Hörmal | 20.11.2022 | 07:45 Uhr

Sehnsuchtssonntag

In dieser Sache sind die Christen ja ihrer Zeit voraus: Heute ist schon der letzte Sonntag im Kirchenjahr. Aber der Name dieses Sonntags klingt wie aus der Zeit gefallen. Er heißt dann auch noch je nach Konfession anders: „Ewigkeitssonntag“ in der evangelischen Kirche. Und bei den Katholiken spricht man offiziell vom „Hochfest unseres Herrn Jesus Christus, des Königs des Weltalls“. Bei beiden Namen verstehe selbst ich als Theologe eher nur Bahnhof. Für mich klingt beides sehr abgehoben: Denn was ist Ewigkeit und wie kann ich mir das Weltall vorstellen, geschweige denn einen König des Weltalls? Beides gehört irgendwie zu einer jenseitigen Welt. Aber um mir da etwas vorstellen zu können, muss doch die jenseitige Welt etwas mit der diesseitigen Welt, eben mit meiner Welt zu tun haben. Aber was könnte das sein?
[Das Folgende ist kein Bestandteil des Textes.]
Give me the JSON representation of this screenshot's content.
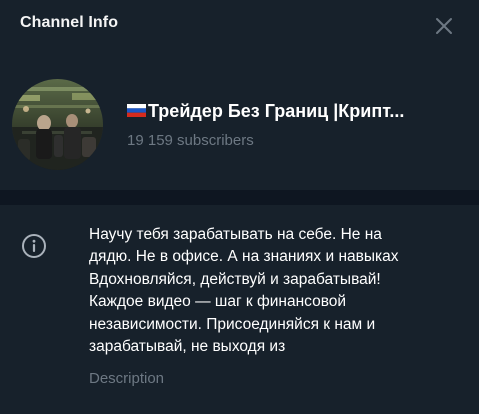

Für mich hat die Vorstellung vom Jenseits mit Sehnsucht zu tun. Daher würde ich ja den heutigen Sonntag ganz einfach „Sehnsuchtssonntag“ nennen. Denn Sehnsucht beginnt, wo mir in meinem Leben etwas fehlt und das kann sehr unterschiedlich sein.
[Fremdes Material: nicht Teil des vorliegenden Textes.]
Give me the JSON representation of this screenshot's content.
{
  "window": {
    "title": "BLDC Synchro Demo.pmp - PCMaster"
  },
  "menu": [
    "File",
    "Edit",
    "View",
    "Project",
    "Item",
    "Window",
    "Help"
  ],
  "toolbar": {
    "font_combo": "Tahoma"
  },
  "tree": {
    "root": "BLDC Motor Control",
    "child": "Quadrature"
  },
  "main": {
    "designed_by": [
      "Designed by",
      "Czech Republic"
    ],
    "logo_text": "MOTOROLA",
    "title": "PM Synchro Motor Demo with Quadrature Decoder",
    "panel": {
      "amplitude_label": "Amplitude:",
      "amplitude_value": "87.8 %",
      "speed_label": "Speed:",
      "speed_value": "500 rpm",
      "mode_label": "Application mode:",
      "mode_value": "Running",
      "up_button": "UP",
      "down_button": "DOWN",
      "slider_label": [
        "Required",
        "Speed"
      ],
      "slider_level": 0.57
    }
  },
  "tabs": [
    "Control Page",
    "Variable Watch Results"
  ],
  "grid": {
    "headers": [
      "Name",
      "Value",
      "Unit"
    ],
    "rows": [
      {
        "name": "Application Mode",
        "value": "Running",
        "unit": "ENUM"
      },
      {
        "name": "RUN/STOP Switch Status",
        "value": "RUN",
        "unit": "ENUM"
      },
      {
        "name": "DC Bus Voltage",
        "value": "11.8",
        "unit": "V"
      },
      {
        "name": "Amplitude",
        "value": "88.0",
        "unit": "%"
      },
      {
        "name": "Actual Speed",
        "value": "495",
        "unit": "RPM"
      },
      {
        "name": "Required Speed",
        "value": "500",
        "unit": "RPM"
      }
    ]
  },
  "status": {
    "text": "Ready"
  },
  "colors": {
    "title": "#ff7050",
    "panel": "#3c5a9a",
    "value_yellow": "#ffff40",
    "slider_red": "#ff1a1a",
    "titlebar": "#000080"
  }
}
Der griechische Philosoph Platon hat einmal sehr anschaulich über die Sehnsucht nach Vereinigung geschrieben und zwar in seinem Mythos vom Kugelmenschen. Da heißt es:

Die Menschen waren ursprünglich kugelförmige Wesen mit vier Armen, vier Beinen und zwei Gesichtern, die allerdings in entgegengesetzte Richtungen blickten. Aber dann wurden diese Einheiten geteilt. Daraus entstanden die heutigen Menschen. Nur der Bauchnabel erinnert sie daran, dass sie aus sich nicht ganz sind. Er erinnert sie daran, dass da irgendwo auf der Welt ein anderer halber „Kugelmensch“ rumläuft, mit dem die vormalige Einheit wieder hergestellt werden kann. Übrigens: Platon ist es damals egal, ob diese Hälfte vom selben oder anderen Geschlecht ist. Worauf es ankommt: Platon definiert den Menschen als ein Wesen, das aus sich selbst nie ganz sein kann. Weil eben die andere Hälfte fehlt.
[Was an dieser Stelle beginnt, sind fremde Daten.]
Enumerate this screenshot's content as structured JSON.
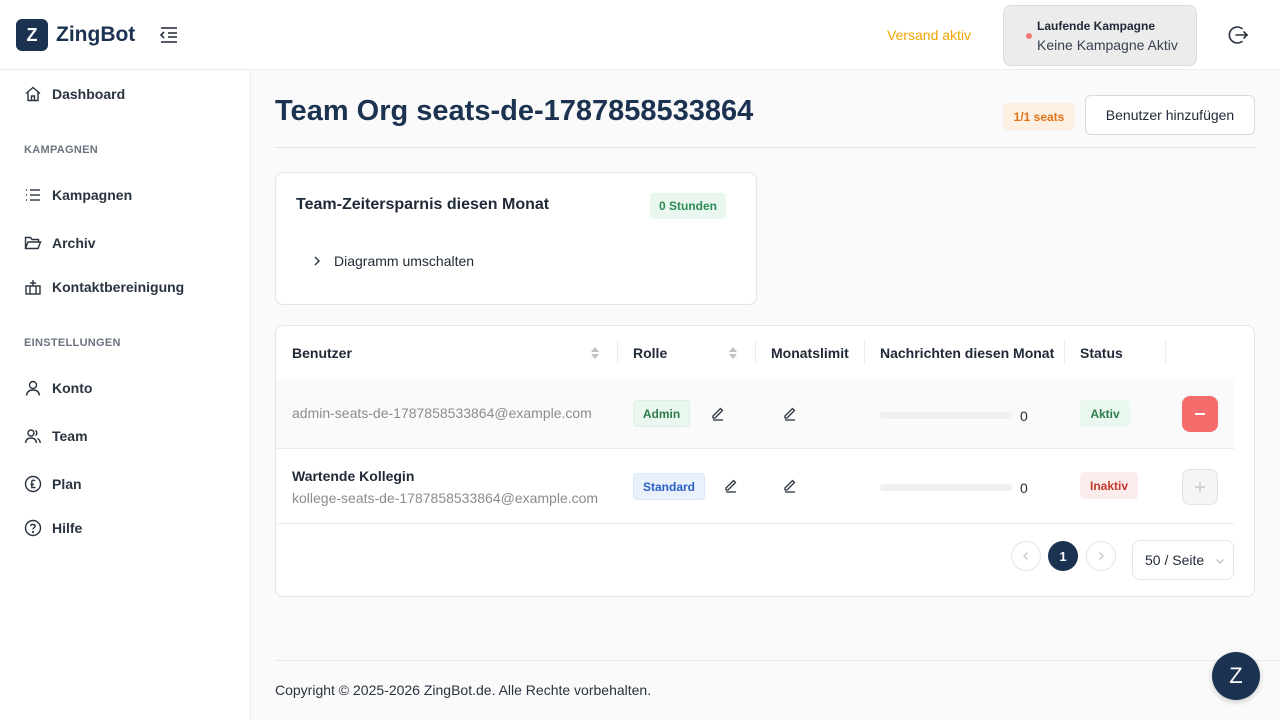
{
  "app": {
    "logo_letter": "Z",
    "name": "ZingBot"
  },
  "header": {
    "shipping_status": "Versand aktiv",
    "campaign_title": "Laufende Kampagne",
    "campaign_status": "Keine Kampagne Aktiv"
  },
  "sidebar": {
    "dashboard": "Dashboard",
    "section_campaigns": "KAMPAGNEN",
    "campaigns": "Kampagnen",
    "archive": "Archiv",
    "contact_cleanup": "Kontaktbereinigung",
    "section_settings": "EINSTELLUNGEN",
    "account": "Konto",
    "team": "Team",
    "plan": "Plan",
    "help": "Hilfe"
  },
  "page": {
    "title": "Team Org seats-de-1787858533864",
    "seats_badge": "1/1 seats",
    "add_user_label": "Benutzer hinzufügen"
  },
  "savings": {
    "title": "Team-Zeitersparnis diesen Monat",
    "hours_badge": "0 Stunden",
    "toggle_chart_label": "Diagramm umschalten"
  },
  "table": {
    "columns": {
      "user": "Benutzer",
      "role": "Rolle",
      "monthly_limit": "Monatslimit",
      "messages_month": "Nachrichten diesen Monat",
      "status": "Status"
    },
    "rows": [
      {
        "name": "",
        "email": "admin-seats-de-1787858533864@example.com",
        "role": "Admin",
        "messages": "0",
        "messages_fraction": 0,
        "status": "Aktiv"
      },
      {
        "name": "Wartende Kollegin",
        "email": "kollege-seats-de-1787858533864@example.com",
        "role": "Standard",
        "messages": "0",
        "messages_fraction": 0,
        "status": "Inaktiv"
      }
    ]
  },
  "pagination": {
    "current_page": "1",
    "page_size": "50 / Seite"
  },
  "footer": {
    "copyright": "Copyright © 2025-2026 ZingBot.de. Alle Rechte vorbehalten."
  },
  "chat": {
    "letter": "Z"
  },
  "colors": {
    "brand": "#1b3250",
    "warning": "#f0a500",
    "danger": "#f56c6c"
  }
}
Und so macht sich bei Platon jeder Mensch sehnsuchtsvoll auf die Suche nach seiner anderen Hälfte, um sich mit ihr zu vereinen und wieder zur Vollkommenheit, eben zur Kugel zu werden.

Ich finde Platon hatte einen ziemlich guten Riecher dafür, dass wir eben Sehnsuchtswesen sind. Wir leiden an unserer Unvollständigkeit und sehnen uns nach Ganzheit, Vollendung und Vereinigung.

Ich würde mit Platon, jenseits vom Beziehungsleben fragen: Wenn die Kugel doch ein Symbol der Vollkommenheit ist, was fehlt mir dann sonst noch alles, um einmal ganz zu sein? Was ist mit meinen körperlichen Gebrechen, mit meiner Unruhe und meinen Ängsten? Was ist mit den vielen Möglichkeiten, die ungenutzt blieben und bleiben, im Beruf, im Privatleben; was mit all den nicht eingelösten Versprechen und Erwartungen? Ob das alles einmal erfüllt und vollkommen wird? Sicherlich nicht in dieser Welt. Und da kommt für mich dieser letzte Sonntag im Kirchenjahr ins Spiel, als der Sehnsuchtssonntag. Wenn Gott der Vollkommene ist, dann sehne ich mich doch eigentlich nach diesem Gott und hoffe darauf, dass mein Leben und das Leben aller Menschen ja die ganze Schöpfung also das ganze Weltall einmal für immer vollendet werden.